Legislation Includes Amendment Protecting Pilot Training Rules Implemented Following the Crash of Flight 3407

Congressman Brian Higgins (NY-26) announced the House of Representatives has approved the Securing Growth and Robust Leadership in American Aviation Act (H.R. 3935). The bipartisan bill reauthorizes the Federal Aviation Administration’s (FAA) funding and authorities for five years, through 2028. 

“This FAA reauthorization package includes a major victory for the Flight 3407 families who fought to protect the pilot training requirements put in place following the 2009 crash in Western New York,” said Congressman Higgins. “We were very close to seeing that progress weaken under the original bill. Thanks to their advocacy and the work of the Western New York delegation we have delivered legislation that not only maintains, but expands America’s gold standard of aviation safety.”

The comprehensive national aviation package includes an amendment led by Reps. Higgins, Langworthy, and Tenney and supported by a majority of Democrats that preserves the 1,500-hour pilot training standard implemented following the crash of Flight 3407. The bill's original version would have allowed for an additional 150 hours of pilot training to be completed on a simulator rather than in the air. 

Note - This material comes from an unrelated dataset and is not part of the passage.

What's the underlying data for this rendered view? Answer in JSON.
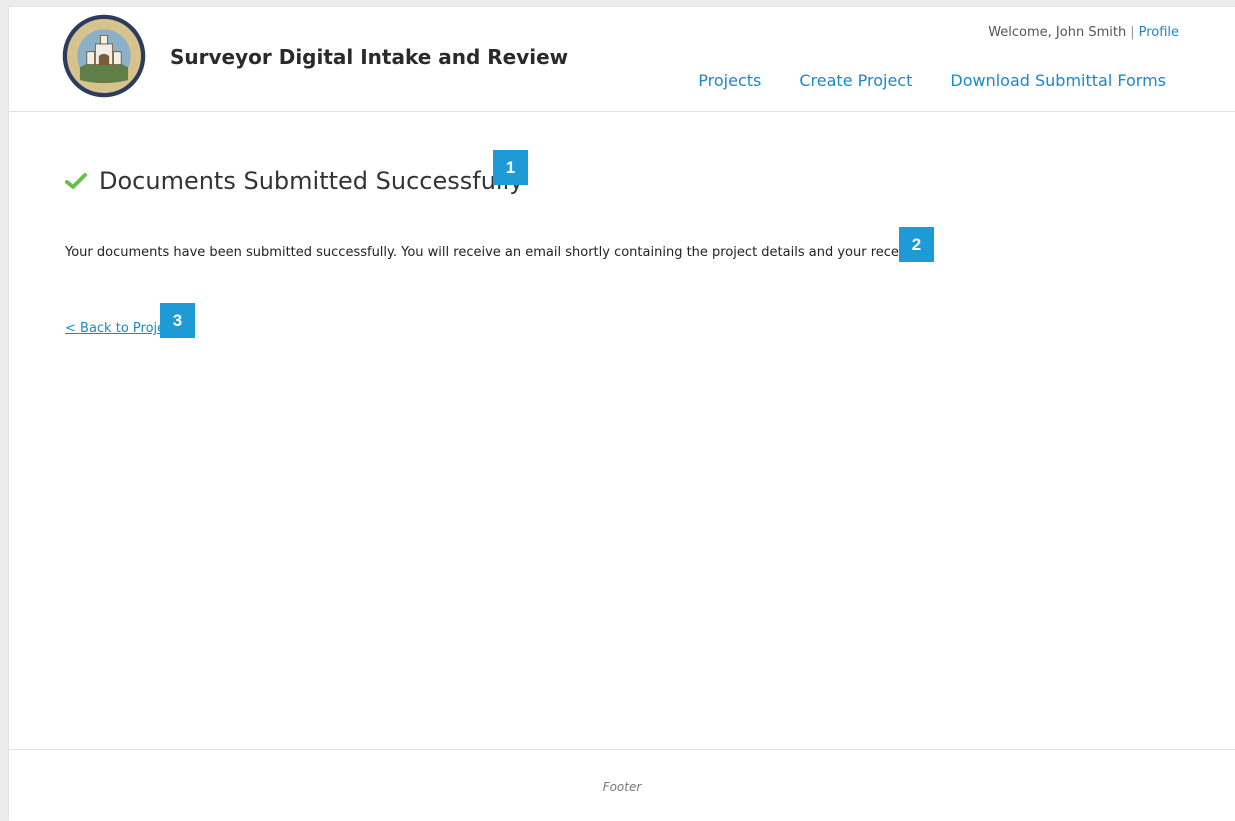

In addition, the bill triples aviation workforce development funding to expand the pipeline of pilots. mechanics and aviation workers. It expands consumer protections and accessibility including establishing procedures to allow parents to sit next to their children, improving conditions for people with disabilities, and requiring airlines to develop policies addressing reimbursement for hotel and meal costs when flights are canceled. The legislation also supports airport improvements, funds the National Transportation Safety Board (NTSB), and calls for the establishment of a runway safety council to address the recent uptick in runway incidents. 

The FAA’s authorities are set to expire on September 30, 2023. The bill will now move to the Senate for consideration and approval.